La licitación para la remodelación y ampliación del Hospital San Juan de Dios y Materno Infantil de Bogotá quedó en el centro de una solicitud de suspensión de la Procuraduría General de la Nación. El organismo de control pidió a la Agencia Nacional Inmobiliaria Virgilio Barco Vargas (ANIM) y a la fiduciaria DaviBank detener el proceso, luego de recibir múltiples denuncias sobre posibles irregularidades en la contratación y en la selección del futuro contratista.
El proceso compromete $292.914.398.255 en recursos públicos y corresponde a un proyecto de infraestructura hospitalaria que la Procuraduría calificó como relevante para Bogotá. La solicitud fue formulada por la Procuraduría Primera Delegada para la Vigilancia de la Función Pública, que además pidió analizar a profundidad las advertencias presentadas alrededor de la licitación.
¿Por qué la Procuraduría pidió suspender la licitación?
La solicitud está sustentada en varios aspectos identificados alrededor del proceso de contratación. La Procuraduría señaló la ausencia de soportes claros para la financiación del proyecto, así como inconsistencias en la evaluación final de los proponentes. A estas observaciones se suma una deficiencia en el cumplimiento de los principios de publicidad e igualdad durante el proceso.
Estas situaciones fueron expuestas después de que el organismo recibiera múltiples denuncias sobre posibles irregularidades relacionadas con la contratación para la intervención del Hospital San Juan de Dios y Materno Infantil. El ente de control centró sus advertencias en aspectos financieros y en las condiciones bajo las cuales se adelantó la selección del futuro contratista.
Indicadores financieros tampoco tendrían soportes documentales
La Procuraduría también encontró observaciones relacionadas con los indicadores financieros definidos dentro del proceso. Según la entidad, los valores fijados para liquidez, endeudamiento, cobertura de intereses, rentabilidad del patrimonio y rentabilidad del activo no cuentan con documentos que permitan sustentar cómo fueron determinados.
Este componente financiero se suma a las inquietudes relacionadas con los soportes para la financiación general del proyecto. La entidad incluyó ambos asuntos dentro de las razones que sustentaron la solicitud dirigida a la ANIM y DaviBank, junto con las observaciones identificadas en la evaluación de los participantes y en el cumplimiento de los principios que deben regir el proceso.

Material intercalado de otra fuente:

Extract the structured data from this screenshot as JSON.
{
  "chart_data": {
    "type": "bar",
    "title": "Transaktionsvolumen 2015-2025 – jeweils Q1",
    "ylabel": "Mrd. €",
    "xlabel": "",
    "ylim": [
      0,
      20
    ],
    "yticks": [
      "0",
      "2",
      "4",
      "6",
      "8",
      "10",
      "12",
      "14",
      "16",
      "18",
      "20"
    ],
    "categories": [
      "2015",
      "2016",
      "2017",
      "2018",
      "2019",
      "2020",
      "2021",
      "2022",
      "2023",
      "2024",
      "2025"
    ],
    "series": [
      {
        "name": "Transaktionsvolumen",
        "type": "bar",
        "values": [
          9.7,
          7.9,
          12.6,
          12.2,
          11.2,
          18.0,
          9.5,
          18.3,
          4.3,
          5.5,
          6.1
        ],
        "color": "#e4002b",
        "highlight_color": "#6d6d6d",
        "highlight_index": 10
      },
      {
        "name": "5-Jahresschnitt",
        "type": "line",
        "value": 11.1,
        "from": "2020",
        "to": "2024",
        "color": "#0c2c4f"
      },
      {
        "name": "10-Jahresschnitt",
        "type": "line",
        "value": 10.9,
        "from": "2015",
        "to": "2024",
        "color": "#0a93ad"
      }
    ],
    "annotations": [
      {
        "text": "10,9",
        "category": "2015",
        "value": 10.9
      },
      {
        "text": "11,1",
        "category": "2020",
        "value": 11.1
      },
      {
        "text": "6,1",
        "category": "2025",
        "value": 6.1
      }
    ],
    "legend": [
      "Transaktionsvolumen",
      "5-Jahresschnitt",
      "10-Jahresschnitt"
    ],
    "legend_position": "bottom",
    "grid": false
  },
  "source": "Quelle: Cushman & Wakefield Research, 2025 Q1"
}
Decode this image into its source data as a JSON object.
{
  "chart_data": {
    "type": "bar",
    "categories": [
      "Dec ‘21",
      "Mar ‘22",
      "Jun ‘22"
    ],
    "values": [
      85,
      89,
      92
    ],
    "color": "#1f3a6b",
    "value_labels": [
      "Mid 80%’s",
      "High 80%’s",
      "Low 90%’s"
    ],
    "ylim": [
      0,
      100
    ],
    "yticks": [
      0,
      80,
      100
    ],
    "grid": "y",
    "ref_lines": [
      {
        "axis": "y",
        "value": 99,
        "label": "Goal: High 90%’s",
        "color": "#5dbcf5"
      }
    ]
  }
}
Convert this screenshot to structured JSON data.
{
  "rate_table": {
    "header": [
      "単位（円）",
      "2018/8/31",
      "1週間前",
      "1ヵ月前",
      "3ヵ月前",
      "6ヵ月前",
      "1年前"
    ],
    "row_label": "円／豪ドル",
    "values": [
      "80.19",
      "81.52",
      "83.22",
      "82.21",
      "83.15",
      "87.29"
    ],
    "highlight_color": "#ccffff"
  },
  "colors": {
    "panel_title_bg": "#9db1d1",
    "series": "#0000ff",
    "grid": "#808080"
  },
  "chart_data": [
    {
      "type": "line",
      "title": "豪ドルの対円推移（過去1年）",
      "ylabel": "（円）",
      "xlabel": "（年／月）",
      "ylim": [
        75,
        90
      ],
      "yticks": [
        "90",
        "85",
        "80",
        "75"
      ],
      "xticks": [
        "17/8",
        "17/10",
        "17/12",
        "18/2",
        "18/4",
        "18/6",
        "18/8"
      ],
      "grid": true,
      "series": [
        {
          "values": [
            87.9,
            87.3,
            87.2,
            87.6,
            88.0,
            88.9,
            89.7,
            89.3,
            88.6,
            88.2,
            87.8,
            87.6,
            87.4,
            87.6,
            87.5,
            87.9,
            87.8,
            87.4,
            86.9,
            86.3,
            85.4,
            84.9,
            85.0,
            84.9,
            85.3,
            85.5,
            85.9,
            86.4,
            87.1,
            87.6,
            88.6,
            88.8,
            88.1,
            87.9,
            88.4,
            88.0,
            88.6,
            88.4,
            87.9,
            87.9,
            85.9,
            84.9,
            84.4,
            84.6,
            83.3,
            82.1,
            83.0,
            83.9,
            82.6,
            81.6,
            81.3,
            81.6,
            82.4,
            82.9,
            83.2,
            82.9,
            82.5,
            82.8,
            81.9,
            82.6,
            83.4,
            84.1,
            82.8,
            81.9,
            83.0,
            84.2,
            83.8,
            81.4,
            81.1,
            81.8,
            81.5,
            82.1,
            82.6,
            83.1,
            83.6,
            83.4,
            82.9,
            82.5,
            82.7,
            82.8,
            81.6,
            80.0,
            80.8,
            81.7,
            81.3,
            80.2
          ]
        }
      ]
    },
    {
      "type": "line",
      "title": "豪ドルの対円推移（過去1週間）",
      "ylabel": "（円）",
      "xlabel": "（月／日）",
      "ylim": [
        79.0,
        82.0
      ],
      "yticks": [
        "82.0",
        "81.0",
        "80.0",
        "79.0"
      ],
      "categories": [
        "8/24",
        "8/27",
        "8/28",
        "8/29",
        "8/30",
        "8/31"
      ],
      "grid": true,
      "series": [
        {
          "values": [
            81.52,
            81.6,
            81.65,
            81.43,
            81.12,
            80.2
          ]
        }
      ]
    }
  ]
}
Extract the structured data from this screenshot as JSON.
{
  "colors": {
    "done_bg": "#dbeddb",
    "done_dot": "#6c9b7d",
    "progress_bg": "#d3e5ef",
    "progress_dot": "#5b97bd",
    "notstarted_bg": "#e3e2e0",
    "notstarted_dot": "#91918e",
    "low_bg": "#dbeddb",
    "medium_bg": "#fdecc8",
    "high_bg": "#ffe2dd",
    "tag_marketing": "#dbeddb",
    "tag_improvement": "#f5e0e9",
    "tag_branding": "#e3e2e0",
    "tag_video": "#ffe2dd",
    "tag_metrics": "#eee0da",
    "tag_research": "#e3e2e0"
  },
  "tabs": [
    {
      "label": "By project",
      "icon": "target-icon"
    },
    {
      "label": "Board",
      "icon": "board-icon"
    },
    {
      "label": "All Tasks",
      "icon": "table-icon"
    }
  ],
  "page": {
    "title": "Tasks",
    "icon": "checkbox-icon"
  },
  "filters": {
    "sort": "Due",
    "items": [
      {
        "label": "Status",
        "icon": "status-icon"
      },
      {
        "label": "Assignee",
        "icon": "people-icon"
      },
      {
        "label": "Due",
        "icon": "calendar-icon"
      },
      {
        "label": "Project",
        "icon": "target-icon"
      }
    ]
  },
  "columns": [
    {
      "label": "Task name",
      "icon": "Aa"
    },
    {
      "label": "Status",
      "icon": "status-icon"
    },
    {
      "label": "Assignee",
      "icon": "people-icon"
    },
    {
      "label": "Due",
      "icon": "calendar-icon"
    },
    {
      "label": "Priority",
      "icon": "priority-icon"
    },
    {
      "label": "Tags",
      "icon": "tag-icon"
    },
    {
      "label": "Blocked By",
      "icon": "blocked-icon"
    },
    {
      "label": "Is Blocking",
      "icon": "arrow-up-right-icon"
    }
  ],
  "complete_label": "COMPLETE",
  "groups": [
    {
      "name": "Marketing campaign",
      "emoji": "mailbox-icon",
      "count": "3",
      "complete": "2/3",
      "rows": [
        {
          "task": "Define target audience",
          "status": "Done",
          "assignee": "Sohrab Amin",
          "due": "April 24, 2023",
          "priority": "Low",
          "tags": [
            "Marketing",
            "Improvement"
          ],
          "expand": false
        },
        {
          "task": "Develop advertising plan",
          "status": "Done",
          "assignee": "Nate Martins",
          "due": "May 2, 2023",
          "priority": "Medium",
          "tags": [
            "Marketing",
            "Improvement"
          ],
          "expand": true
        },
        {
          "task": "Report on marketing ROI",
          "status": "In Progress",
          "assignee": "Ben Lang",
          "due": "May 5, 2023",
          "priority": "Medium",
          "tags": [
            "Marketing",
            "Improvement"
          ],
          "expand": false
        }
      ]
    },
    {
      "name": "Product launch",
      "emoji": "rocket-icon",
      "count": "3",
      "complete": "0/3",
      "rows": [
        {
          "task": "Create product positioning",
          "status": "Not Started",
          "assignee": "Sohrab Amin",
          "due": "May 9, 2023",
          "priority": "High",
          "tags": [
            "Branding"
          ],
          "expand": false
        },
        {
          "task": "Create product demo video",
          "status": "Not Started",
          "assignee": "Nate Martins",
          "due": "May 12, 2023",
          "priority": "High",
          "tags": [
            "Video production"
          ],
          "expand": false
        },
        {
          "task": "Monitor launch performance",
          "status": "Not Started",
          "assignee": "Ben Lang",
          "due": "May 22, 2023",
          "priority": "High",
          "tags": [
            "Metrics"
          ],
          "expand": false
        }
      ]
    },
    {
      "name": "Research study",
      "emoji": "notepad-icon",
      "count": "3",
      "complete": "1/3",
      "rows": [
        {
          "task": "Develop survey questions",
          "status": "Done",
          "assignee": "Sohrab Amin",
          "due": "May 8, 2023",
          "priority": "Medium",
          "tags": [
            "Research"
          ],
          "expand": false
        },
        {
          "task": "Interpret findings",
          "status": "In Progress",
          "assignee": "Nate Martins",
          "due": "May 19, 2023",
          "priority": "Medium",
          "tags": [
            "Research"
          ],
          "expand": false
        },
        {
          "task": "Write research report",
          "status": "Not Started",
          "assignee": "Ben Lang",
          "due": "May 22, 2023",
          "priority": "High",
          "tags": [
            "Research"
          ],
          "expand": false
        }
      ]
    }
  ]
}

Más de $292 mil millones en recursos públicos están comprometidos
El valor involucrado en la licitación asciende exactamente a $292.914.398.255. Para la Procuraduría, la magnitud de los recursos públicos comprometidos es uno de los elementos que deben ser considerados frente a las situaciones advertidas, junto con la importancia que representa para Bogotá el proyecto de infraestructura hospitalaria relacionado con el San Juan de Dios y Materno Infantil.
Frente a este escenario, la Procuraduría Primera Delegada para la Vigilancia de la Función Pública pidió que las entidades responsables suspendan la licitación y profundicen en la revisión de las advertencias. La solicitud concentra así la atención sobre las condiciones bajo las cuales se adelanta una contratación de alto valor destinada a la remodelación y ampliación de este complejo hospitalario de Bogotá.
Procuraduría pide revisar a profundidad las advertencias
La petición enviada a la ANIM y a DaviBank plantea dos acciones concretas frente al proceso: suspender la licitación y analizar a profundidad las situaciones señaladas. La Procuraduría fundamentó esta solicitud en los hallazgos relacionados con la financiación, los indicadores financieros, la evaluación final de los proponentes y las condiciones de publicidad e igualdad identificadas alrededor de la contratación.
La revisión solicitada cobra especial importancia por la dimensión del proyecto y los recursos públicos involucrados. Con su solicitud, la Procuraduría busca que las advertencias planteadas sean examinadas con profundidad dentro de una contratación destinada a una intervención hospitalaria que representa una inversión superior a $292 mil millones para Bogotá.